Anthony Burns made a memorable impression on me with his directorial debut, Skateland, a subdued dramatic film that focused on teen love and days when the weekends were spent at roller rinks – not at home. It was a quiet reflection of the days when teenagers communicated by being social, not through social media. It was a film that really made an impact on me upon initial viewing. When I found out that Burns’ next directorial effort, Home Sweet Hell, was available for rent and on VOD platforms, I didn’t think twice about picking it up.
Home Sweet Hell is a much different film than Burns’ first directorial effort.
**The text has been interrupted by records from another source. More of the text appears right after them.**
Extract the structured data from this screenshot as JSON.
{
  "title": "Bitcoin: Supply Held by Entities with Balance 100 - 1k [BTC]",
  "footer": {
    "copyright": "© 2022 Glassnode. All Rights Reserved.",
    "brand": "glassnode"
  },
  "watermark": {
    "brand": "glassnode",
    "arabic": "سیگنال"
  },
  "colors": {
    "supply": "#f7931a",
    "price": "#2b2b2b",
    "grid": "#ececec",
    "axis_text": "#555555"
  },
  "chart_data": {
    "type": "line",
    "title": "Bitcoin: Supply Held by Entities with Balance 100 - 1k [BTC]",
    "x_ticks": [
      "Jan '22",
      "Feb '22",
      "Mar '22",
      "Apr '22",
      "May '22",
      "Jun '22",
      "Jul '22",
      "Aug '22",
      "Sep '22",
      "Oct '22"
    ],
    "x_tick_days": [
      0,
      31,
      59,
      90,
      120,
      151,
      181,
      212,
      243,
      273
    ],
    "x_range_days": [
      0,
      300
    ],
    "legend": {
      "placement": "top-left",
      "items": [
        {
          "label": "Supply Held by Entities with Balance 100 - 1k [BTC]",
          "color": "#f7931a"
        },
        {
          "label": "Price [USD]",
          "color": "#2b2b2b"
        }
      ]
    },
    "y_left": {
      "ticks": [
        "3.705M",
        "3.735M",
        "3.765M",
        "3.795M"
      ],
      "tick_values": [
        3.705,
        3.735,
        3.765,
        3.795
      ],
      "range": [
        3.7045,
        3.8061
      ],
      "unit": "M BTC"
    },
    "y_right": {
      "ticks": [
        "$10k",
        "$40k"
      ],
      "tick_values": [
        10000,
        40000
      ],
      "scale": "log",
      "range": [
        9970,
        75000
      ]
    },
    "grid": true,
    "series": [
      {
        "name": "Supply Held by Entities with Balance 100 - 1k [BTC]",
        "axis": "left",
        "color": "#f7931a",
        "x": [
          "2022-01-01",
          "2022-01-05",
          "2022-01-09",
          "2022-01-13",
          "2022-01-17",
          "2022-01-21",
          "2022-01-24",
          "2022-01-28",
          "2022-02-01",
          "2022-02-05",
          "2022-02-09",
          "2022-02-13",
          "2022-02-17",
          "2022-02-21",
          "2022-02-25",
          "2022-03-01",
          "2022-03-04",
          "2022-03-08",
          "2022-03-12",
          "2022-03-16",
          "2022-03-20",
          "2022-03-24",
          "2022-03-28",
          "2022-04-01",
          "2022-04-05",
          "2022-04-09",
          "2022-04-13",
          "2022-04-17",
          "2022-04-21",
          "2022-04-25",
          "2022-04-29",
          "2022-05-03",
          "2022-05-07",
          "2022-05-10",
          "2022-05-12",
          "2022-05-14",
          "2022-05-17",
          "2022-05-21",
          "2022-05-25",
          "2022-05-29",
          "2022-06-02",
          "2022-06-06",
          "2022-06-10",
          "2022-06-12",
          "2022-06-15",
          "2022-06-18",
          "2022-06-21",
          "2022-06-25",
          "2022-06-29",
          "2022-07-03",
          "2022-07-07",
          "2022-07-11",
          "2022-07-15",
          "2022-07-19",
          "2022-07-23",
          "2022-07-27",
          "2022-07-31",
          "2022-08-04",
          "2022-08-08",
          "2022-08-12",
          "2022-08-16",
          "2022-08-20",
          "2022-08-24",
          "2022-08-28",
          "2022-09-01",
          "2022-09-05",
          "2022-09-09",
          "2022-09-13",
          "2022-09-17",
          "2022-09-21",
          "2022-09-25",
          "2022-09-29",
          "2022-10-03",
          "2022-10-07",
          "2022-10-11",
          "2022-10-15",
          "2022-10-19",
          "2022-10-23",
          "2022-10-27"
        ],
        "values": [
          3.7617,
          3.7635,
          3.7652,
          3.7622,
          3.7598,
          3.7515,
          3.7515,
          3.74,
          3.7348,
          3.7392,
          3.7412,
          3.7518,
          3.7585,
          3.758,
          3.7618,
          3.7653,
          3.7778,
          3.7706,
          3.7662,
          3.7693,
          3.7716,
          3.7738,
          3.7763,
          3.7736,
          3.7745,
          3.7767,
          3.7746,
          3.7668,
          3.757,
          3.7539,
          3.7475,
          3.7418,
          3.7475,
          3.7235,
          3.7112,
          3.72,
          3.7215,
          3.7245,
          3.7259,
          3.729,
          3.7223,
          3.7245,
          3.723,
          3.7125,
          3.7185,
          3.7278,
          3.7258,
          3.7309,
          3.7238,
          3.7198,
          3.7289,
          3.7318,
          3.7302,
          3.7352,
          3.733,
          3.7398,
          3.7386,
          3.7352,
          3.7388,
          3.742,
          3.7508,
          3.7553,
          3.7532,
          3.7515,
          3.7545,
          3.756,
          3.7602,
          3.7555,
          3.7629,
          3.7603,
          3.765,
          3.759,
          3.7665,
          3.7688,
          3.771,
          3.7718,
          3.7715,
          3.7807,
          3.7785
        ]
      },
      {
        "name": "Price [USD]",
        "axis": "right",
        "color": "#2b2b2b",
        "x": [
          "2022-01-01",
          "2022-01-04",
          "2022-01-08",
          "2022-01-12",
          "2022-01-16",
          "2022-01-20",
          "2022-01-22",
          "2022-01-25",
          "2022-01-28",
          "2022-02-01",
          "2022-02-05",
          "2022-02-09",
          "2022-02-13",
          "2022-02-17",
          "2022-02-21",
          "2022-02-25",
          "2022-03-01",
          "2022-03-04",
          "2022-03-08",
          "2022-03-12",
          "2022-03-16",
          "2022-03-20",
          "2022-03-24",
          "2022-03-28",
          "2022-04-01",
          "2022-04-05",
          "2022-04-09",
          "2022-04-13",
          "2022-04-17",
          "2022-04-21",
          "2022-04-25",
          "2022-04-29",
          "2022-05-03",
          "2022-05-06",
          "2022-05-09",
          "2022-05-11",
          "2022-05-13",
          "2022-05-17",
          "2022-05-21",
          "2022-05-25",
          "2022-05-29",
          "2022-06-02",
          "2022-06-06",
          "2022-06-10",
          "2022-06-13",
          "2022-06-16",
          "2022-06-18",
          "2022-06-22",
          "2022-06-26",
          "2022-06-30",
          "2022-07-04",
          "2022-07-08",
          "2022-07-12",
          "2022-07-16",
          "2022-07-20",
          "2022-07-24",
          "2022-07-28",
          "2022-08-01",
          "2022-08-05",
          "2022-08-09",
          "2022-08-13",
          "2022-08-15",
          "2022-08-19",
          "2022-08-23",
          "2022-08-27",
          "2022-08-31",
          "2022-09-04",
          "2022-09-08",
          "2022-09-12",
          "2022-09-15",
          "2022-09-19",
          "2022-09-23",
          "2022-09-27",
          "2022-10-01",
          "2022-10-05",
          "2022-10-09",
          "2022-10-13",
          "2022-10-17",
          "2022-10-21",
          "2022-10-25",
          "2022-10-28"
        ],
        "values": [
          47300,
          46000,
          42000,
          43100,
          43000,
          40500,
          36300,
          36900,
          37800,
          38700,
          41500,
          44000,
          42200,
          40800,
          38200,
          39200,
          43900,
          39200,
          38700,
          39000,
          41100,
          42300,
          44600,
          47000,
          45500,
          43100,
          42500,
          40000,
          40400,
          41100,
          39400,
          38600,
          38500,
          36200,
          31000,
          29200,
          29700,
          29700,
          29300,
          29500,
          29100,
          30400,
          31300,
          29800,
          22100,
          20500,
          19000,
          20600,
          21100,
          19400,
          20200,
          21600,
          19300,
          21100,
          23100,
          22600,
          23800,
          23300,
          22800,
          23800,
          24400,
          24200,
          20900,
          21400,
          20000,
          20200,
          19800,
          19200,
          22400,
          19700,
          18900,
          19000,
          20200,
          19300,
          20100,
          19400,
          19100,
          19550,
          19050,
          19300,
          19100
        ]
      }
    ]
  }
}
It is an over-the-top, black comedy focusing on the darker aspects of suburban life. This film is all about what happens behind closed doors and the horrific aspects of being trapped in a marriage with incongruent sensibilities.
From the outside, Don Champagne (played by Patrick Wilson) appears to be living the American Dream. He owns a semi-successful furniture store, has a beautiful wife named Mona (played by Katherine Heigl), two children, a Mercedes-Benz, and a beautiful suburban home. A closer view suggests that he has become a cowardly shell of a man, beaten into submission over time by the mental tactics employed by his cold, calculating wife who seems to hold all of the power in their relationship.
Mona’s rich father (who is never shown) has spoiled his daughter all of her life. She is convinced that everything that does not fit into her goals is irrelevant. Everything in their house has a place and every act needs to be in accordance with her schedule. Sex, for instance, has become a passionless act that is penciled into her schedule once every 60 days.
Don and his co-worker Les (played by Jim Belushi), are thoroughly smitten by their beautiful new coworker, Dusty (played by Jordana Brewster). At first, she seems to be a genuinely nice person that occasionally uses her sometimes-flirtatious sex appeal to help her close on a sale, but Don’s world gets flipped upside down when Dusty takes an interest in him and they begin having an affair. Consequently, she becomes pregnant with their love child and after he admits the affair to Mona, her solution becomes clear: Dusty needs to be killed.
I think that the strength of this film lies solely in the strong performances by Katherine Heigl, James Belushi, and Chi McBride (in a small, but awesome role). That said, Heigl and Belushi are the reason that it has taken me so long to decide to watch this film since I am not a fan of either of them. Heigl was fine in Knocked Up and The Bride of Chucky, but most of what she has been in has been has not been in-line with my sensibilities. Though James Belushi was great in a ’90’s sci-fi, action film named “Retroactive“, he was also in eight seasons of the terribly-unfunny show, According to Jim. ‘Nuff said.
Patrick Wilson, on the other hand, is usually a complete asset to anything that he touches. Whether it be Hard Candy, Watchmen, or The Conjuring, he has given some amazing and effective performances. I am not sure if it was his character or if he was just dialing this performance in, but I found him to be the least-enjoyable character in the film – not something to aim for as the lead role.
All in all, I found this black comedy to be a fun (but forgettable) exercise in bad taste. It has a neat little premise but is ultimately foiled by slow-pacing, an unrelatable lead character, and a horribly-rushed, weak ending. Suburban-America has been satirized in much better black comedies, such as the cult-classic, Serial Mom, and Very Bad Things.
If I was faced with the option to rent this again, I think that I would wait for Netflix or for this to pop up on TV.